Annabel Rolley is an Australian Golf Professional and Television presenter. She began playing golf at 17 years old, competing extensively as an amateur throughout Australia whilst on a Queensland Academy of Sport Scholarship.
After gaining invaluable experience as an amateur in Australia as well as in America, Annabel turned professional in 2009 to both play tournaments as well as to assist others to improve their golfing prowess as a proficient teacher.
Annabel has completed her formal qualifications under the guidance of the PGA of Australia and she is also a member of the Australian Ladies Professional Golf Association. Off the course, Annabel has hosted a variety of television programs commentated at Major PGA Tour events.
"I’m so excited to be an Ambassador for The Longest Day and for Cancer Council. Firstly, for my love of golf, and sharing that love with others. But secondly, being Australian I realise the impact cancer has on so many lives. I’m extremely fortunate to not have experienced skin problems personally, but for my whole life I’ve had a really good understanding of the importance of looking after your skin and I’m passionate about spreading the word to people both on and off the course.
My advice to others taking part in the challenge would be to mentally prepare. This isn’t going to be a regular day of golf, so that idea needs to go out the window! This will be less about power and more about keeping the ball in play. It’ll be like a marathon – a steady, consistent plod instead of a sprint."
Nick is the Development Coach for Sydney Swans who started playing golf as a young kid. Being a professional athlete, the competitive side and the challenge of trying to play 72 holes in one day appealed to him on a lot of levels.
"I’d recommend people to get involved - for the challenge, but also for the camaraderie I got from playing with the other guys. In sporting life I’ve done some memorable things, I’ve played in AFL grand finals, but this is definitely something that’s right up there!
I would suggest a couple of nice long walks in the weeks leading up to the day.
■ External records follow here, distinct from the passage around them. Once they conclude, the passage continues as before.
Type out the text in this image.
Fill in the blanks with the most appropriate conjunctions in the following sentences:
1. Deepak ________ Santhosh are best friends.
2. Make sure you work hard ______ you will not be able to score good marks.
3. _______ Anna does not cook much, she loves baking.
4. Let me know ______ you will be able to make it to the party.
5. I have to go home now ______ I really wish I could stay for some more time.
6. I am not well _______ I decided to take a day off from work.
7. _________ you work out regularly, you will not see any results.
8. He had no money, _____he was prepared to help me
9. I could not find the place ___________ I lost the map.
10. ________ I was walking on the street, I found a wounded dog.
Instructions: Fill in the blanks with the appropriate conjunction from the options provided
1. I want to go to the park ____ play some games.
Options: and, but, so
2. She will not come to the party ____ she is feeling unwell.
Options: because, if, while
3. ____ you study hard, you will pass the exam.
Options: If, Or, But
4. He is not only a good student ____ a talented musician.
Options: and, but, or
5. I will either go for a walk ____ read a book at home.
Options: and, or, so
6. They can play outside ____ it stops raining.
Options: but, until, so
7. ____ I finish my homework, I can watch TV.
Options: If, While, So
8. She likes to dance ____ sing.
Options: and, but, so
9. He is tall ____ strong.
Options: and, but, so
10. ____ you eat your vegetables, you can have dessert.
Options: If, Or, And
It’s also important to make sure you have the right, appropriate clothing that’s easy to play golf in and easy to walk in. You’ll need to make sure you’re covered up from the sun, too – reflective gear, sunscreen and hats! It’s a long way around, so keep hydrated and keep eating to keep the energy levels up."
Nick is taking part again this year and will be setting a few challenges of his own; like playing some holes with just one club or playing left-handed!
Our young ambassador, 21-year-old Grace Kim urges young golf fans across Australia to get involved!
21-year-old Grace Kim who ranked as high as 29th in the World Amateur Golf Ranking recently announced she is turning professional.
"I started playing golf when I was ten years old, but I probably didn’t start playing seriously until I was about twelve. My dad played golf, and still does, and he’s the reason why I started. To be honest, I didn’t really enjoy golf when I started because it took time away from friends and it was effort! Which is funny because now it’s my passion and something I love doing. Looking back now I don’t what I’d do if I wasn’t doing golf. When I’m not playing golf (which really isn’t that often), I like to spend time with my friends as I don’t get to see them much.
Working with Cancer Council is important to me. I want to prevent people from suffering from cancer. And it’s so important in golf, as most athletes are out here in the sun and unknowingly putting themselves at risk. If I can help people see the benefit of supporting this great cause, and of looking after their skin then I’ll be happy."